Он исполняет триумфальную концовку – там, там, та-дам – из чего становится ясно, что он готов закончить разговор и получить ответ на свое предложение. То, с каким очевидным удовольствием он воспользовался шансом продемонстрировать свою доброту и мудрость, склоняет внутренние весы Джо, и она решается сказать то, что хотела сказать с самого начала.
– Могу я поставить тебе кое-что?
Он непонимающе моргает.
– В смысле, что-то твое?
– Ага.
– Конечно! В любое время, детка, в любое время.
– Запись у меня с собой.
– О-окей… Хорошо. Хорошо! Давай послушаем.

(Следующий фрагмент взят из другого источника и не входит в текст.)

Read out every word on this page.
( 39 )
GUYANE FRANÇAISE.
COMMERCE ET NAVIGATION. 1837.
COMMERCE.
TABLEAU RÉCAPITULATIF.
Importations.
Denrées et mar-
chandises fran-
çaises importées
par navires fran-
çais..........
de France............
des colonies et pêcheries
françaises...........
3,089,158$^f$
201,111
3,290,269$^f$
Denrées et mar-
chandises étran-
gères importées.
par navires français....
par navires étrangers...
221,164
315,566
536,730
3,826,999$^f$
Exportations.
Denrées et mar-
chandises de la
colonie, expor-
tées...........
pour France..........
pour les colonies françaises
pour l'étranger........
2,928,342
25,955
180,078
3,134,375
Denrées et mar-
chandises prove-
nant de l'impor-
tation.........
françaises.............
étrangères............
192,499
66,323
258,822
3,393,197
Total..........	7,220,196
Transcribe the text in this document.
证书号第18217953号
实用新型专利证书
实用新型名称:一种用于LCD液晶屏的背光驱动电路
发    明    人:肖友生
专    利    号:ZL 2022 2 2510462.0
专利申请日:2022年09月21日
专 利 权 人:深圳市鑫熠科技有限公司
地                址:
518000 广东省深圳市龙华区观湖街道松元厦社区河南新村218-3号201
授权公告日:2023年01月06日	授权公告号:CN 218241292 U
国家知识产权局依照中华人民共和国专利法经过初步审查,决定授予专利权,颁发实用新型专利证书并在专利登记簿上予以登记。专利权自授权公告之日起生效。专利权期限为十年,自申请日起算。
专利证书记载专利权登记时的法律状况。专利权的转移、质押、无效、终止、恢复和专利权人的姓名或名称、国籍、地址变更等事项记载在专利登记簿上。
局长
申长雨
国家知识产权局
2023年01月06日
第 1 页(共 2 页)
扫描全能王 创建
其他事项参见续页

Они возвращаются в рубку. Рики чуть заметно хмурится в недоумении, а она выуживает из сумки пленку с записью «Никто не виноват».
– Теперь послушаем кое-что от Джо, – объявляет он Эду, Рубену, опиумной Дайк, Джонсону и остальным выжившим. – Я ведь всегда говорил, что когда-нибудь Джо выпустит альбом. Всегда говорил, что она сделает что-то грандиозное.
Все кивают, но, скорее, из вежливости; они не совсем понимают, что происходит. Никто из них не был с ними в турах в семьдесят втором и семьдесят третьем, не видел дней их славы. Рики перестал общаться со всеми теми людьми, вообще со всеми, кто был знаком с его незнаменитой версией. Кроме, разве что, нее. Собравшиеся в рубке улавливают только отголоски из прошлых отношений, и все.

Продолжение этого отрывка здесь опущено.